Now, I will grant you that there will be some technical consideration of sheet size, press size, die cuts, waste, and so on that goes into the production considerations for any packaging. It may or may not be the case where the cardboard for the new Minifigure packs, those with the plastic blister, are actually being cut from the same size press sheet as the older boxes. For argument’s sake, let’s say that they are. Okay. So why include the plastic blister in the new packaging at all? Marketing may say that it is so the consumer can see the actual product. Well, okay, that’s pretty damned lame for an argument. One, the big packages don’t have windows so you can see what’s inside. Two, it is pretty difficult to see everything when it is randomly arranged in a crinkled glare reflecting plastic bag inside an odd-shaped molded glare reflecting plastic blister. If you want to know what is in the package, it is clearly (and please note I clearly use the word clearly on purpose here) far easier to refer to the illustration to the side of the blister than to try to decipher the mixed up content within the blister. And we can argue marketing reasons pro and con all day, but in the end, the new packaging is using about twice the material of the old packaging. The old packaging was completely biodegradable and the new isn’t.
So, can somebody mansplain to me the logic with this excess packaging? In regards to the Pigsy box, good gravy Marie! One would think that the box could be at least one-third smaller. The Minifigure Packs, yikes, the production complexities of putting pieces into a bag, then into a shell, then into a cardboard sleeve, then folding the sleeve over and gluing and taping it…that has to be substantially less cost-effective than just putting the baggie into a box. I mean, the tooling required to assemble that package has to be a thing, right?
While Pigsy and the Minifigure Packs may be extreme examples of excess space-wasting, it should be obvious that reducing package size would allow additional packages to fit in a case box, meaning more product on a pallet, put onto a truck to be shipped wherever stuff is shipped…and theoretically as a result fewer truck trips needed to get stuff where it’s going. Fewer truck trips is less gas consumed and less pollution produced. Corporate savings should be realized along with an environmental benefit.

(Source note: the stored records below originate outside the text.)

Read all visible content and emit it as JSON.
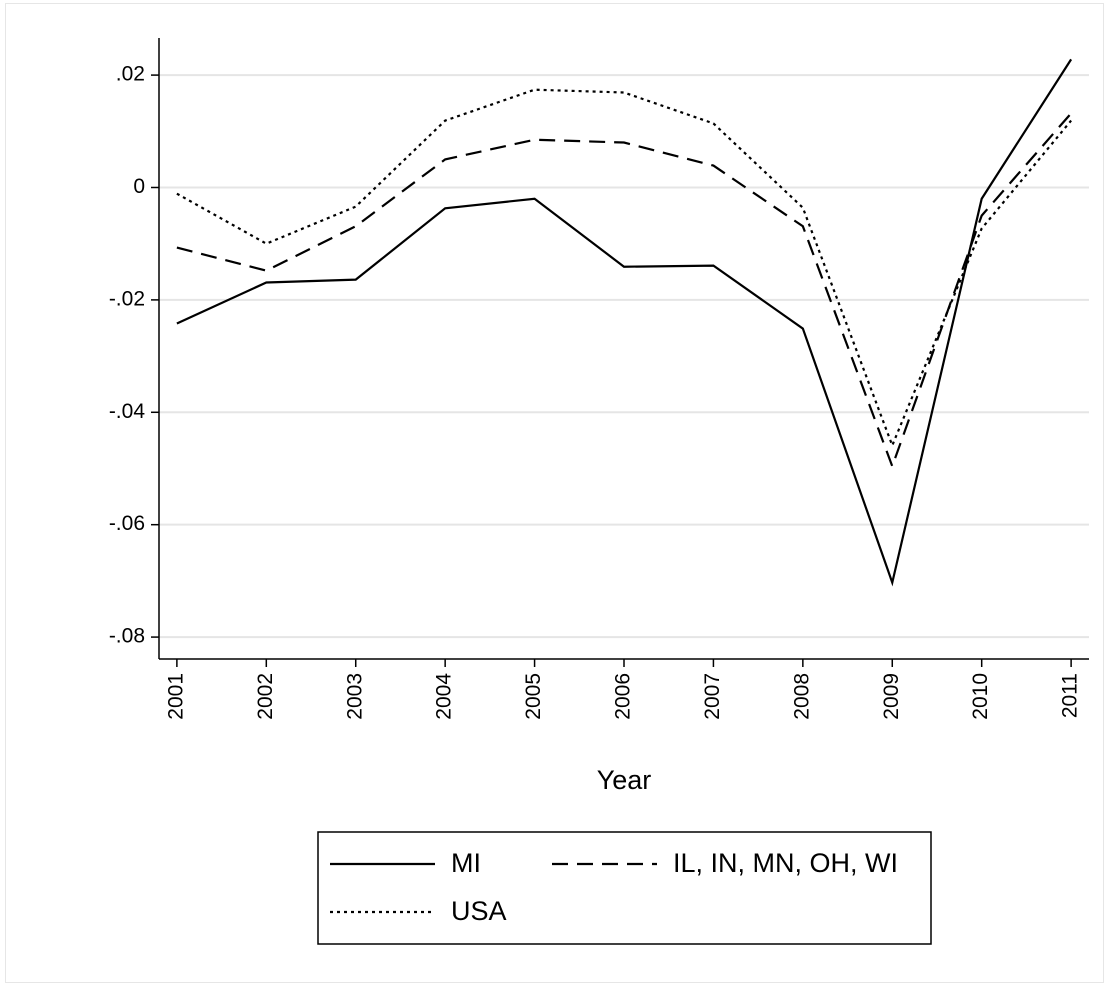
{
  "chart_data": {
    "type": "line",
    "x_label": "Year",
    "x": [
      2001,
      2002,
      2003,
      2004,
      2005,
      2006,
      2007,
      2008,
      2009,
      2010,
      2011
    ],
    "xlim": [
      2000.8,
      2011.2
    ],
    "xticks": [
      2001,
      2002,
      2003,
      2004,
      2005,
      2006,
      2007,
      2008,
      2009,
      2010,
      2011
    ],
    "ylim": [
      -0.0839,
      0.0266
    ],
    "yticks": [
      {
        "value": -0.08,
        "label": "-.08"
      },
      {
        "value": -0.06,
        "label": "-.06"
      },
      {
        "value": -0.04,
        "label": "-.04"
      },
      {
        "value": -0.02,
        "label": "-.02"
      },
      0,
      {
        "value": 0.02,
        "label": ".02"
      }
    ],
    "grid": true,
    "legend": "bottom",
    "series": [
      {
        "name": "MI",
        "color": "#000000",
        "style": "solid",
        "values": [
          -0.0242,
          -0.0169,
          -0.0164,
          -0.0037,
          -0.002,
          -0.0141,
          -0.0139,
          -0.0251,
          -0.0703,
          -0.002,
          0.0228
        ]
      },
      {
        "name": "IL, IN, MN, OH, WI",
        "color": "#000000",
        "style": "dashed",
        "values": [
          -0.0107,
          -0.0148,
          -0.0069,
          0.005,
          0.0085,
          0.008,
          0.0039,
          -0.0069,
          -0.0496,
          -0.005,
          0.0132
        ]
      },
      {
        "name": "USA",
        "color": "#000000",
        "style": "dotted",
        "values": [
          -0.0011,
          -0.01,
          -0.0034,
          0.0119,
          0.0174,
          0.0169,
          0.0114,
          -0.0036,
          -0.0459,
          -0.0073,
          0.0119
        ]
      }
    ]
  }
}
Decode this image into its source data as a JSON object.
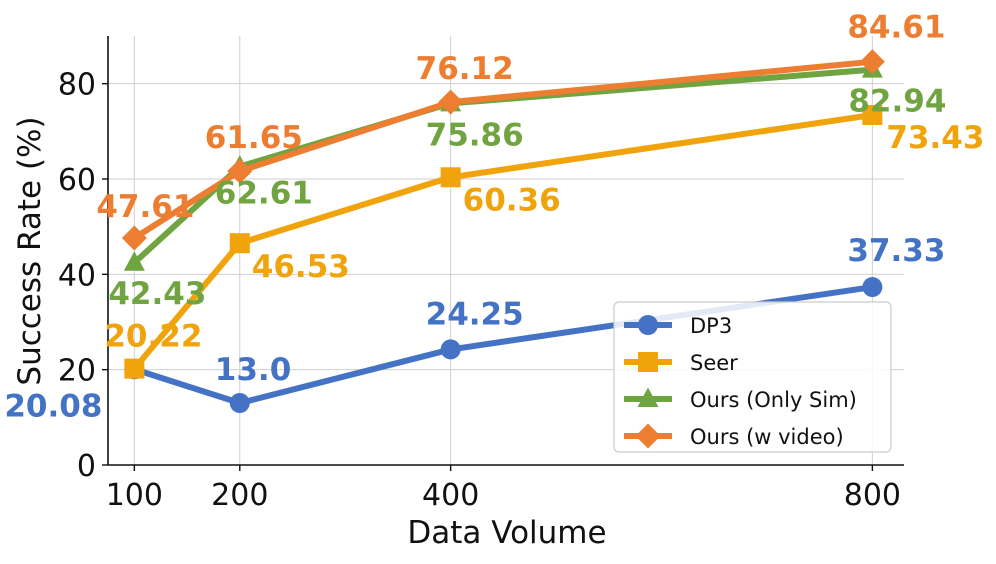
{
  "chart_data": {
    "type": "line",
    "xlabel": "Data Volume",
    "ylabel": "Success Rate (%)",
    "x": [
      100,
      200,
      400,
      800
    ],
    "x_tick_labels": [
      "100",
      "200",
      "400",
      "800"
    ],
    "y_ticks": [
      0,
      20,
      40,
      60,
      80
    ],
    "y_tick_labels": [
      "0",
      "20",
      "40",
      "60",
      "80"
    ],
    "xlim": [
      75,
      830
    ],
    "ylim": [
      0,
      90
    ],
    "grid": true,
    "legend_position": "lower-right",
    "series": [
      {
        "name": "DP3",
        "values": [
          20.08,
          13.0,
          24.25,
          37.33
        ],
        "labels": [
          "20.08",
          "13.0",
          "24.25",
          "37.33"
        ],
        "color": "#4472c4",
        "marker": "circle"
      },
      {
        "name": "Seer",
        "values": [
          20.22,
          46.53,
          60.36,
          73.43
        ],
        "labels": [
          "20.22",
          "46.53",
          "60.36",
          "73.43"
        ],
        "color": "#f0a30a",
        "marker": "square"
      },
      {
        "name": "Ours (Only Sim)",
        "values": [
          42.43,
          62.61,
          75.86,
          82.94
        ],
        "labels": [
          "42.43",
          "62.61",
          "75.86",
          "82.94"
        ],
        "color": "#70a440",
        "marker": "triangle"
      },
      {
        "name": "Ours (w video)",
        "values": [
          47.61,
          61.65,
          76.12,
          84.61
        ],
        "labels": [
          "47.61",
          "61.65",
          "76.12",
          "84.61"
        ],
        "color": "#ed7d31",
        "marker": "diamond"
      }
    ]
  }
}
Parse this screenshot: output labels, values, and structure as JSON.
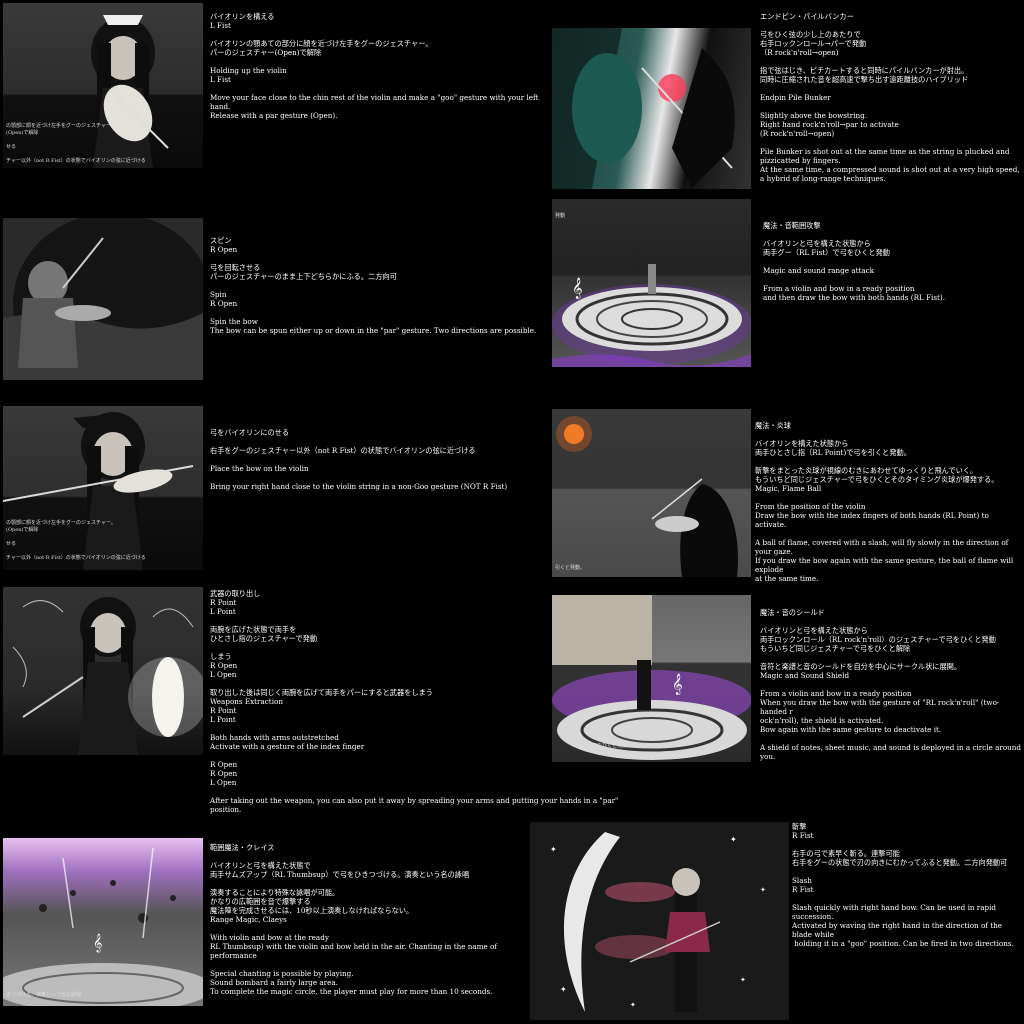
{
  "panels": [
    {
      "id": "hold",
      "text": "バイオリンを構える\nL Fist\n\nバイオリンの顎あての部分に顔を近づけ左手をグーのジェスチャー。\nパーのジェスチャー(Open)で解除\n\nHolding up the violin\nL Fist\n\nMove your face close to the chin rest of the violin and make a \"goo\" gesture with your left hand.\nRelease with a par gesture (Open).",
      "caption": "の顎部に顔を近づけ左手をグーのジェスチャー。\n(Open)で解除\n\nせる\n\nチャー以外（not R Fist）の状態でバイオリンの弦に近づける"
    },
    {
      "id": "pilebunker",
      "text": "エンドピン・パイルバンカー\n\n弓をひく弦の少し上のあたりで\n右手ロックンロール→パーで発動\n（R rock'n'roll→open)\n\n指で弦はじき、ピチカートすると同時にパイルバンカーが射出。\n同時に圧縮された音を超高速で撃ち出す遠距離技のハイブリッド\n\nEndpin Pile Bunker\n\nSlightly above the bowstring.\nRight hand rock'n'roll→par to activate\n(R rock'n'roll→open)\n\nPile Bunker is shot out at the same time as the string is plucked and\npizzicatted by fingers.\nAt the same time, a compressed sound is shot out at a very high speed,\na hybrid of long-range techniques."
    },
    {
      "id": "spin",
      "text": "スピン\nR Open\n\n弓を回転させる\nパーのジェスチャーのまま上下どちらかにふる。二方向可\n\nSpin\nR Open\n\nSpin the bow\nThe bow can be spun either up or down in the \"par\" gesture. Two directions are possible."
    },
    {
      "id": "rangeattack",
      "text": "魔法・音範囲攻撃\n\nバイオリンと弓を構えた状態から\n両手グー（RL Fist）で弓をひくと発動\n\nMagic and sound range attack\n\nFrom a violin and bow in a ready position\nand then draw the bow with both hands (RL Fist).",
      "caption": "発動"
    },
    {
      "id": "placebow",
      "text": "弓をバイオリンにのせる\n\n右手をグーのジェスチャー以外（not R Fist）の状態でバイオリンの弦に近づける\n\nPlace the bow on the violin\n\nBring your right hand close to the violin string in a non-Goo gesture (NOT R Fist)",
      "caption": "の顎部に顔を近づけ左手をグーのジェスチャー。\n(Open)で解除\n\nせる\n\nチャー以外（not R Fist）の状態でバイオリンの弦に近づける"
    },
    {
      "id": "flameball",
      "text": "魔法・炎球\n\nバイオリンを構えた状態から\n両手ひとさし指（RL Point)で弓を引くと発動。\n\n斬撃をまとった炎球が視線のむきにあわせてゆっくりと飛んでいく。\nもういちど同じジェスチャーで弓をひくとそのタイミング炎球が爆発する。\nMagic, Flame Ball\n\nFrom the position of the violin\nDraw the bow with the index fingers of both hands (RL Point) to activate.\n\nA ball of flame, covered with a slash, will fly slowly in the direction of your gaze.\nIf you draw the bow again with the same gesture, the ball of flame will explode\nat the same time.",
      "caption": "引くと発動。"
    },
    {
      "id": "weapons",
      "text": "武器の取り出し\nR Point\nL Point\n\n両腕を広げた状態で両手を\nひとさし指のジェスチャーで発動\n\nしまう\nR Open\nL Open\n\n取り出した後は同じく両腕を広げて両手をパーにすると武器をしまう\nWeapons Extraction\nR Point\nL Point\n\nBoth hands with arms outstretched\nActivate with a gesture of the index finger\n\nR Open\nR Open\nL Open\n\nAfter taking out the weapon, you can also put it away by spreading your arms and putting your hands in a \"par\" position."
    },
    {
      "id": "soundshield",
      "text": "魔法・音のシールド\n\nバイオリンと弓を構えた状態から\n両手ロックンロール（RL rock'n'roll）のジェスチャーで弓をひくと発動\nもういちど同じジェスチャーで弓をひくと解除\n\n音符と楽譜と音のシールドを自分を中心にサークル状に展開。\nMagic and Sound Shield\n\nFrom a violin and bow in a ready position\nWhen you draw the bow with the gesture of \"RL rock'n'roll\" (two-handed r\nock'n'roll), the shield is activated.\nBow again with the same gesture to deactivate it.\n\nA shield of notes, sheet music, and sound is deployed in a circle around you.",
      "caption": "弓をひくと発動"
    },
    {
      "id": "claeys",
      "text": "範囲魔法・クレイス\n\nバイオリンと弓を構えた状態で\n両手サムズアップ（RL Thumbsup）で弓をひきつづける。演奏という名の詠唱\n\n演奏することにより特殊な詠唱が可能。\nかなりの広範囲を音で爆撃する\n魔法陣を完成させるには、10秒以上演奏しなければならない。\nRange Magic, Claeys\n\nWith violin and bow at the ready\nRL Thumbsup) with the violin and bow held in the air. Chanting in the name of performance\n\nSpecial chanting is possible by playing.\nSound bombard a fairly large area.\nTo complete the magic circle, the player must play for more than 10 seconds.",
      "caption": "きつづける。演奏という名の詠唱"
    },
    {
      "id": "slash",
      "text": "斬撃\nR Fist\n\n右手の弓で素早く斬る。連撃可能\n右手をグーの状態で刃の向きにむかってふると発動。二方向発動可\n\nSlash\nR Fist\n\nSlash quickly with right hand bow. Can be used in rapid succession.\nActivated by waving the right hand in the direction of the blade while\n holding it in a \"goo\" position. Can be fired in two directions."
    }
  ],
  "icons": {
    "character": "character-silhouette",
    "magic_circle": "magic-circle",
    "flame": "flame-orb",
    "note": "music-note"
  }
}
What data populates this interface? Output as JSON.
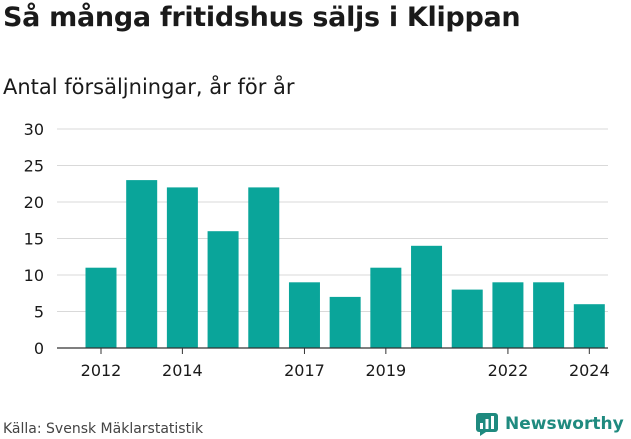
{
  "header": {
    "title": "Så många fritidshus säljs i Klippan",
    "subtitle": "Antal försäljningar, år för år"
  },
  "footer": {
    "source": "Källa: Svensk Mäklarstatistik",
    "brand": "Newsworthy"
  },
  "colors": {
    "bar": "#0aa59a",
    "grid": "#d9d9d9",
    "brand": "#1f8a7f"
  },
  "icons": {
    "brand_logo": "newsworthy-logo-icon"
  },
  "chart_data": {
    "type": "bar",
    "title": "Så många fritidshus säljs i Klippan",
    "subtitle": "Antal försäljningar, år för år",
    "xlabel": "",
    "ylabel": "",
    "categories": [
      "2012",
      "2013",
      "2014",
      "2015",
      "2016",
      "2017",
      "2018",
      "2019",
      "2020",
      "2021",
      "2022",
      "2023",
      "2024"
    ],
    "values": [
      11,
      23,
      22,
      16,
      22,
      9,
      7,
      11,
      14,
      8,
      9,
      9,
      6
    ],
    "ylim": [
      0,
      30
    ],
    "yticks": [
      0,
      5,
      10,
      15,
      20,
      25,
      30
    ],
    "xtick_labels": [
      "2012",
      "2014",
      "2017",
      "2019",
      "2022",
      "2024"
    ],
    "grid": true,
    "legend": "none"
  }
}
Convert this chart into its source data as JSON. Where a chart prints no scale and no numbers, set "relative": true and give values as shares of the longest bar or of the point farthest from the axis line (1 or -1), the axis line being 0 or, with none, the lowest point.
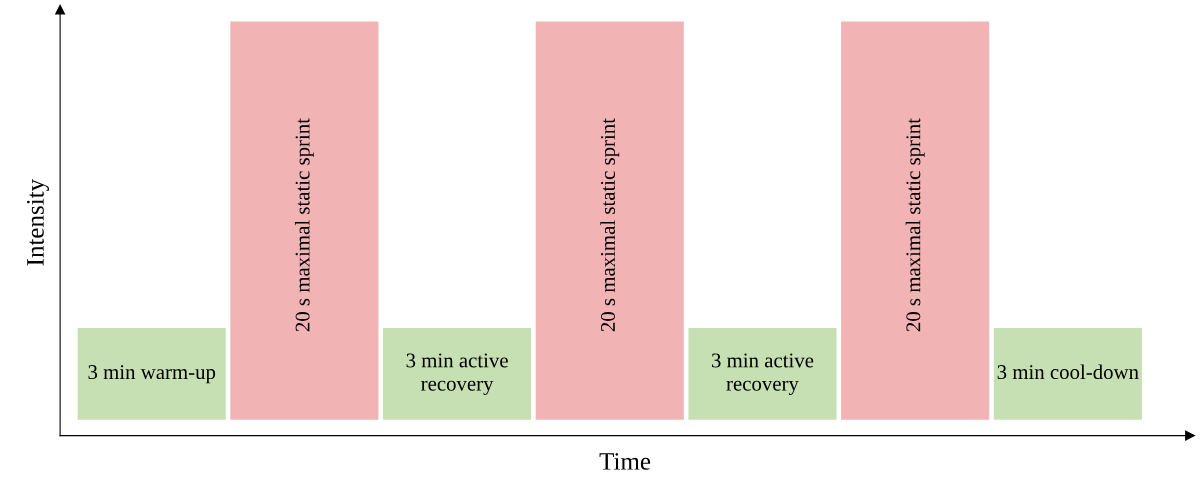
{
  "chart_data": {
    "type": "bar",
    "relative": true,
    "xlabel": "Time",
    "ylabel": "Intensity",
    "categories": [
      "3 min warm-up",
      "20 s maximal static sprint",
      "3 min active\nrecovery",
      "20 s maximal static sprint",
      "3 min active\nrecovery",
      "20 s maximal static sprint",
      "3 min cool-down"
    ],
    "values": [
      0.23,
      1,
      0.23,
      1,
      0.23,
      1,
      0.23
    ],
    "colors": [
      "#c6e0b4",
      "#f2b3b5",
      "#c6e0b4",
      "#f2b3b5",
      "#c6e0b4",
      "#f2b3b5",
      "#c6e0b4"
    ],
    "grid": false,
    "legend": false
  }
}
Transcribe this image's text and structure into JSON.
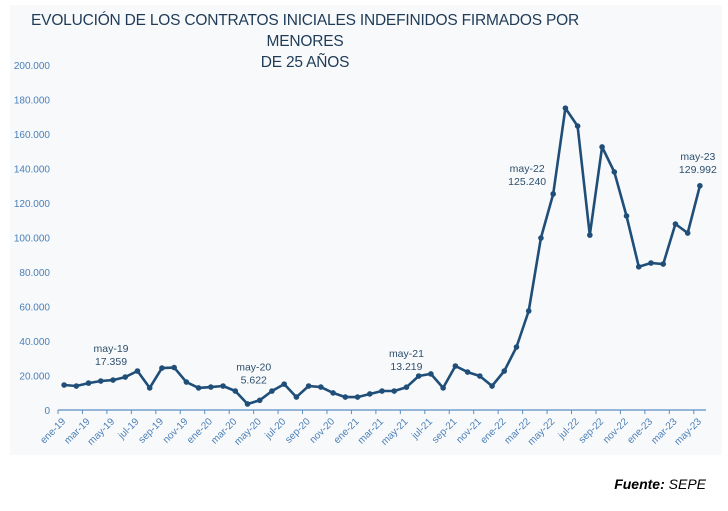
{
  "chart_data": {
    "type": "line",
    "title": "EVOLUCIÓN DE LOS CONTRATOS INICIALES INDEFINIDOS FIRMADOS POR MENORES DE 25 AÑOS",
    "title_lines": [
      "EVOLUCIÓN DE LOS CONTRATOS INICIALES INDEFINIDOS FIRMADOS POR MENORES",
      "DE 25 AÑOS"
    ],
    "xlabel": "",
    "ylabel": "",
    "ylim": [
      0,
      200000
    ],
    "yticks": [
      0,
      20000,
      40000,
      60000,
      80000,
      100000,
      120000,
      140000,
      160000,
      180000,
      200000
    ],
    "ytick_labels": [
      "0",
      "20.000",
      "40.000",
      "60.000",
      "80.000",
      "100.000",
      "120.000",
      "140.000",
      "160.000",
      "180.000",
      "200.000"
    ],
    "grid": false,
    "legend": "none",
    "categories": [
      "ene-19",
      "feb-19",
      "mar-19",
      "abr-19",
      "may-19",
      "jun-19",
      "jul-19",
      "ago-19",
      "sep-19",
      "oct-19",
      "nov-19",
      "dic-19",
      "ene-20",
      "feb-20",
      "mar-20",
      "abr-20",
      "may-20",
      "jun-20",
      "jul-20",
      "ago-20",
      "sep-20",
      "oct-20",
      "nov-20",
      "dic-20",
      "ene-21",
      "feb-21",
      "mar-21",
      "abr-21",
      "may-21",
      "jun-21",
      "jul-21",
      "ago-21",
      "sep-21",
      "oct-21",
      "nov-21",
      "dic-21",
      "ene-22",
      "feb-22",
      "mar-22",
      "abr-22",
      "may-22",
      "jun-22",
      "jul-22",
      "ago-22",
      "sep-22",
      "oct-22",
      "nov-22",
      "dic-22",
      "ene-23",
      "feb-23",
      "mar-23",
      "abr-23",
      "may-23"
    ],
    "xtick_labels": [
      "ene-19",
      "mar-19",
      "may-19",
      "jul-19",
      "sep-19",
      "nov-19",
      "ene-20",
      "mar-20",
      "may-20",
      "jul-20",
      "sep-20",
      "nov-20",
      "ene-21",
      "mar-21",
      "may-21",
      "jul-21",
      "sep-21",
      "nov-21",
      "ene-22",
      "mar-22",
      "may-22",
      "jul-22",
      "sep-22",
      "nov-22",
      "ene-23",
      "mar-23",
      "may-23"
    ],
    "series": [
      {
        "name": "Contratos iniciales indefinidos menores de 25 años",
        "color": "#1f4e79",
        "values": [
          14500,
          13900,
          15600,
          16800,
          17359,
          19100,
          22600,
          12800,
          24300,
          24600,
          16200,
          12800,
          13300,
          13900,
          11000,
          3500,
          5622,
          11000,
          15000,
          7500,
          13900,
          13300,
          9900,
          7500,
          7500,
          9300,
          11000,
          11000,
          13219,
          19700,
          20900,
          12800,
          25500,
          22000,
          19700,
          13900,
          22600,
          36500,
          57400,
          99700,
          125240,
          175000,
          164600,
          101400,
          152500,
          138000,
          112500,
          83000,
          85200,
          84600,
          107800,
          102600,
          129992
        ]
      }
    ],
    "annotations": [
      {
        "category": "may-19",
        "label": "may-19",
        "value_label": "17.359"
      },
      {
        "category": "may-20",
        "label": "may-20",
        "value_label": "5.622"
      },
      {
        "category": "may-21",
        "label": "may-21",
        "value_label": "13.219"
      },
      {
        "category": "may-22",
        "label": "may-22",
        "value_label": "125.240"
      },
      {
        "category": "may-23",
        "label": "may-23",
        "value_label": "129.992"
      }
    ]
  },
  "footer": {
    "source_label": "Fuente:",
    "source_value": "SEPE"
  },
  "colors": {
    "line": "#1f4e79",
    "axis": "#5b8fc5",
    "tick_text": "#4a7fb8",
    "annotation_text": "#2d4f6e",
    "title": "#1f3b57",
    "panel_bg": "#f8f9fa"
  }
}
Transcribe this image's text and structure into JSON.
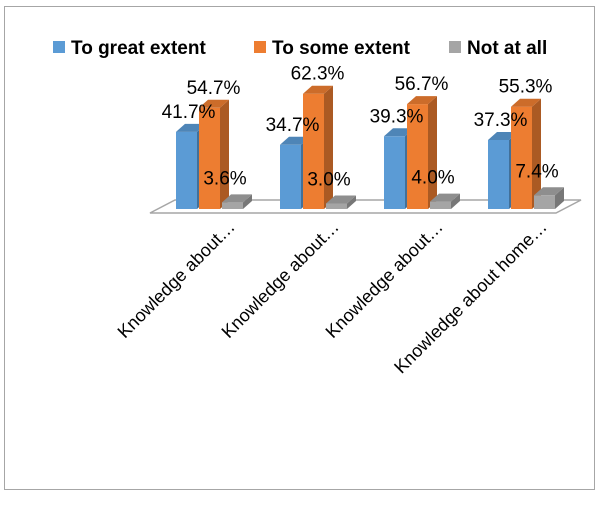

Reducing the packaging is not difficult and does not require a marketing blitz, although if implemented may warrant one. So, how about it, LEGO? Can you really go all-in on the environmental responsibility? At the very least, get rid of the single-use plastic. Please? It’s just a little bit hard to swallow any story about creating plastic from plants being environmentally responsible if you then turn around and make needless single-use blister packs from it.